Alongside challenging family situations, emerging evidence tells us that intolerable social experiences like bullying and discrimination not only cause emotional and psychological pain, but also harm brain-function – while of course causing significant harm to the person as well [6]. Although we’re told that sticks and stones may break your bones but names will never hurt you, words can be devastating.  And not just for children and adolescents.  Discrimination, prejudice and bullying are as toxic and damaging for adults as for anyone else.

So, instead of a virtuous circle, harmful interpersonal or social experiences tend to create a vicious circle that perpetuates harm and limits the horizons of our everyday experience. As you’d expect, this can lead to the kind of withdrawal we label ‘depression’, the fearful worry and unease we call ‘anxiety’, and an array of problems around anger, drugs, food, sex and self-harm.   And all of this without mentioning trauma and psychosis, both of which really deserve far more care and attention than I can devote here [7].
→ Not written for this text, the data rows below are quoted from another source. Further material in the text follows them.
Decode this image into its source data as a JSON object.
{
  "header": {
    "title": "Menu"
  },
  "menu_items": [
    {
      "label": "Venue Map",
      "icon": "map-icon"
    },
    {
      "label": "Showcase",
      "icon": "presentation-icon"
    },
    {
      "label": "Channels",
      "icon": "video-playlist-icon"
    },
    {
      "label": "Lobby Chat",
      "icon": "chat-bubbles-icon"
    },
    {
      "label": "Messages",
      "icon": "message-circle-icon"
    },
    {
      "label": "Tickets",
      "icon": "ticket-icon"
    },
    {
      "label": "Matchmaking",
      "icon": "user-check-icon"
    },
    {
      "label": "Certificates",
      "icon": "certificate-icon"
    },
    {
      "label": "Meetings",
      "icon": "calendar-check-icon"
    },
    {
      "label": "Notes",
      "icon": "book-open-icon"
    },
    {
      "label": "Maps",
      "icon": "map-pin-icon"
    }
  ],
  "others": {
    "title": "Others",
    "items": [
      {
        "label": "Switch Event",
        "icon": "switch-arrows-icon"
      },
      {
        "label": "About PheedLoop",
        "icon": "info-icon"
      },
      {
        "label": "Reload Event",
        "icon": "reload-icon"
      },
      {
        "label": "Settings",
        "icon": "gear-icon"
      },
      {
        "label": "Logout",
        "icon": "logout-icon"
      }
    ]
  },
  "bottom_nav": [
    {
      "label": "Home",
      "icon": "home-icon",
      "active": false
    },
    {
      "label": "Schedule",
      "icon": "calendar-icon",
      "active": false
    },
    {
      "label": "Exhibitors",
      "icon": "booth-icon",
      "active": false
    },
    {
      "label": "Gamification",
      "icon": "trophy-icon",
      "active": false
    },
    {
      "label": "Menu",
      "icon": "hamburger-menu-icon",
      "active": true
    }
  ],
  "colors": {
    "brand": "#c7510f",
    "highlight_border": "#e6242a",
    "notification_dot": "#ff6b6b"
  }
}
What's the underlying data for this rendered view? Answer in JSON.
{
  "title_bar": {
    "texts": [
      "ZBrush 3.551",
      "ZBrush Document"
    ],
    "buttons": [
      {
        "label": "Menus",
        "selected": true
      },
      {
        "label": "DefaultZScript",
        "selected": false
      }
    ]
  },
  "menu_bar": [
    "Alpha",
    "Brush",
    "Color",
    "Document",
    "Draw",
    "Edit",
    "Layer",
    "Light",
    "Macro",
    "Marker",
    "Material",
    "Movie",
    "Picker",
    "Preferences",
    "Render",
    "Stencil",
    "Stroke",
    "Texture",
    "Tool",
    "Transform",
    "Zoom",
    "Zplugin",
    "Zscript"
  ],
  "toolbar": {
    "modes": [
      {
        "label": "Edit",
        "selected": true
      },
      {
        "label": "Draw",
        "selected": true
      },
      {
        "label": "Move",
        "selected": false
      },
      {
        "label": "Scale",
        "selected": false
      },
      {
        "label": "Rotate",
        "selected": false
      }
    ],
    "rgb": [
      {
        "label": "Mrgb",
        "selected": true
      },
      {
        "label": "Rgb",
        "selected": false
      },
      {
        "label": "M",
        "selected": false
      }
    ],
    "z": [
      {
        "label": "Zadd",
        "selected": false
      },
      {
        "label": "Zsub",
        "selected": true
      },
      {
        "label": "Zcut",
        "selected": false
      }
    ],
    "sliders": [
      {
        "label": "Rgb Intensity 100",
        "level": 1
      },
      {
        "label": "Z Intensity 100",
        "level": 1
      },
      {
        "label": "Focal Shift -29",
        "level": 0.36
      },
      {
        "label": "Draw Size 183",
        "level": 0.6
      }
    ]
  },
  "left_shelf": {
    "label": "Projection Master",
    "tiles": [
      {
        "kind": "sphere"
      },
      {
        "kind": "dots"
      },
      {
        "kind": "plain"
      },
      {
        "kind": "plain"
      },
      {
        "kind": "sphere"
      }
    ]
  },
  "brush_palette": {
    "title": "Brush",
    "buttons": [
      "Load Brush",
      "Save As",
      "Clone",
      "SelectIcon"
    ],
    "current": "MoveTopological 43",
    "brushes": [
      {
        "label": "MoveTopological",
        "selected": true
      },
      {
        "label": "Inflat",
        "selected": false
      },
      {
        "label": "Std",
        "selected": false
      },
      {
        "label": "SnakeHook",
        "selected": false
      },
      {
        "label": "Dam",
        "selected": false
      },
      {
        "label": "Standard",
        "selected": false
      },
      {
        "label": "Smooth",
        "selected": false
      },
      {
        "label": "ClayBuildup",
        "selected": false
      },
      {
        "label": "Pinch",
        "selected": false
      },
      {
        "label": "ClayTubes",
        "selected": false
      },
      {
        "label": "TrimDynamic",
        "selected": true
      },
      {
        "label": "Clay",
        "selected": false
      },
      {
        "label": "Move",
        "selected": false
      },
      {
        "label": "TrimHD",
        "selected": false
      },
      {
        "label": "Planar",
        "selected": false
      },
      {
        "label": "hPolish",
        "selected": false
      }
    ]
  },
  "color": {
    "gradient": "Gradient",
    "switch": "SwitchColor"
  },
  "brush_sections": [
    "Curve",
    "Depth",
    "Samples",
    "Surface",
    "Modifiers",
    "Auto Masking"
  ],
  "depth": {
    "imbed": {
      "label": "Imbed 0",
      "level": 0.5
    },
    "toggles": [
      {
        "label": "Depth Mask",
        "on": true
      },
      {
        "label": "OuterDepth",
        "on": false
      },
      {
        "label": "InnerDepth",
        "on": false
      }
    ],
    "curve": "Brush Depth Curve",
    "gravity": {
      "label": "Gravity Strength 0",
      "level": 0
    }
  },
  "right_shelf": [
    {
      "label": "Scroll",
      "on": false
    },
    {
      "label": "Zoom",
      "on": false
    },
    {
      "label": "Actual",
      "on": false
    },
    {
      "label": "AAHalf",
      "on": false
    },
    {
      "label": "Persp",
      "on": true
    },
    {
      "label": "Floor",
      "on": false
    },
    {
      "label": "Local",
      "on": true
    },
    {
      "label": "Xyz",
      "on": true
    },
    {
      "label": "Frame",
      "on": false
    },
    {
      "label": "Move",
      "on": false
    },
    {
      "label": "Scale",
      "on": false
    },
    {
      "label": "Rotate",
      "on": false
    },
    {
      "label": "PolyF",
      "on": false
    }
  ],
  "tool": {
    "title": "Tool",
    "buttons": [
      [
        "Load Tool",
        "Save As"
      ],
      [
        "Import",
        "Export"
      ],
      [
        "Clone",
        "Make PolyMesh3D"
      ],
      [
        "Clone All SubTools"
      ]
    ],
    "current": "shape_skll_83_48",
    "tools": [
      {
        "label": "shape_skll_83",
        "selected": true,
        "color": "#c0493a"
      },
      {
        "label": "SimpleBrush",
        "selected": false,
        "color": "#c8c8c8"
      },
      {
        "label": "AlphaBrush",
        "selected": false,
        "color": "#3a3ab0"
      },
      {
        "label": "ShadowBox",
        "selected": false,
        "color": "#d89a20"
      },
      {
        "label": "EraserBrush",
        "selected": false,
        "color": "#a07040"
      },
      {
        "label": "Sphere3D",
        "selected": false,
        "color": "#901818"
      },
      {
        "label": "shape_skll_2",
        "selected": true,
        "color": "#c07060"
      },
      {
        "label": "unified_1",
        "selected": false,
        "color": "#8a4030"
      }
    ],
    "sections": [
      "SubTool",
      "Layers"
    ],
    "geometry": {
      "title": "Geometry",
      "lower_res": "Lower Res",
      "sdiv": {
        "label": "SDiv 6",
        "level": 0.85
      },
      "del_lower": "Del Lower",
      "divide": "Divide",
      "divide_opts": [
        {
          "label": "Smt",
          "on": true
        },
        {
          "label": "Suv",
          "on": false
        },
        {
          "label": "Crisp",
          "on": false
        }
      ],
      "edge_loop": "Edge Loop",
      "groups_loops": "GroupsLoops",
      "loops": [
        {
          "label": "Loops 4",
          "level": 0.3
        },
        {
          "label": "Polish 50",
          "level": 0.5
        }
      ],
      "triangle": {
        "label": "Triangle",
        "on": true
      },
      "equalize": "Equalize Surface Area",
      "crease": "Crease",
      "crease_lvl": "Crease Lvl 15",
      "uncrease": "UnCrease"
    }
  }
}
The processes I’ve described are, of course, far more complex than can be accurately captured in a short article.  However, this gives you the gist of what goes on and how our problems in living are often rooted in our experiences of social and interpersonal relationships. And that’s important for two reasons – it first dispels the myth that the problems we live with are purely personal and rooted in some kind of individual dysfunction that’s completely unrelated to our life experiences. And secondly, it prompts us to look at other factors when thinking about wellbeing, whether the quality of our relationships, the scope of our capabilities, our sense of belonging – or otherwise – in the world around us.  And with this knowledge comes a pathway for enduring change.

NOTES

[1]  Mental Health Foundation, ‘Surviving or Thriving: The State of Mental Health in the UK’ (2017); downloaded on May 12th, 2017 from https://www.mentalhealth.org.uk/sites/default/files/surviving-or-thriving-state-uk-mental-health.pdf

[2]  This is true in western cultures, although there appears to be a diffusion of attachment in more communal societies See, for example, Naomi Quinn and Jeannette Marie Mageo (Eds.) (2013), Attachment Reconsidered: Cultural Perspectives on a Western Theory

[3]  Sue Gerhardt (2004), Why Love Matters: How Affection Shapes a Baby’s Brain. Routledge: London.

[4]  John Bowlby (1988). A Secure Base: Parent-Child Attachment and Healthy Human Development. Routledge: London.

[5]  Very few parents intentionally set out to harm their children. Where parents are unable to provide the optimal level of developmental support, this typically points to a lack of ability rather than a lack of willingness. Further, we learn to parent as a result of our own experience of parenting – if we were inadequately parented as children by our own parents, we will likely replicate the same parenting strategies when our own time comes. In turn, our own parents learned how to parent from their parents, thus we can see how sub-optimal parenting can be transmitted across the generations, a phenomena known as poisonous pedagogy.

[6]  Vaillancourt T, Duku E, deCatanzaro D, MacMillan H, Muir C, et al., ‘Variation in hypothalamic-pituitary-adrenal axis activity among bullied and non-bullied children’ in Aggressive Behavior. 34: 294-305 (2008). See Also Vaillancourt T, Hymel S, McDougall P., ‘The biological underpinnings of peer victimization: Understanding why and how the effects of bullying can last a lifetime’ in Theory into Practice. 52: 241-248 (2013).

[7]  This is, of course, an incredibly complex – and contentious – subject, and I’ll write about it in far more detail elsewhere. A single line is just not enough.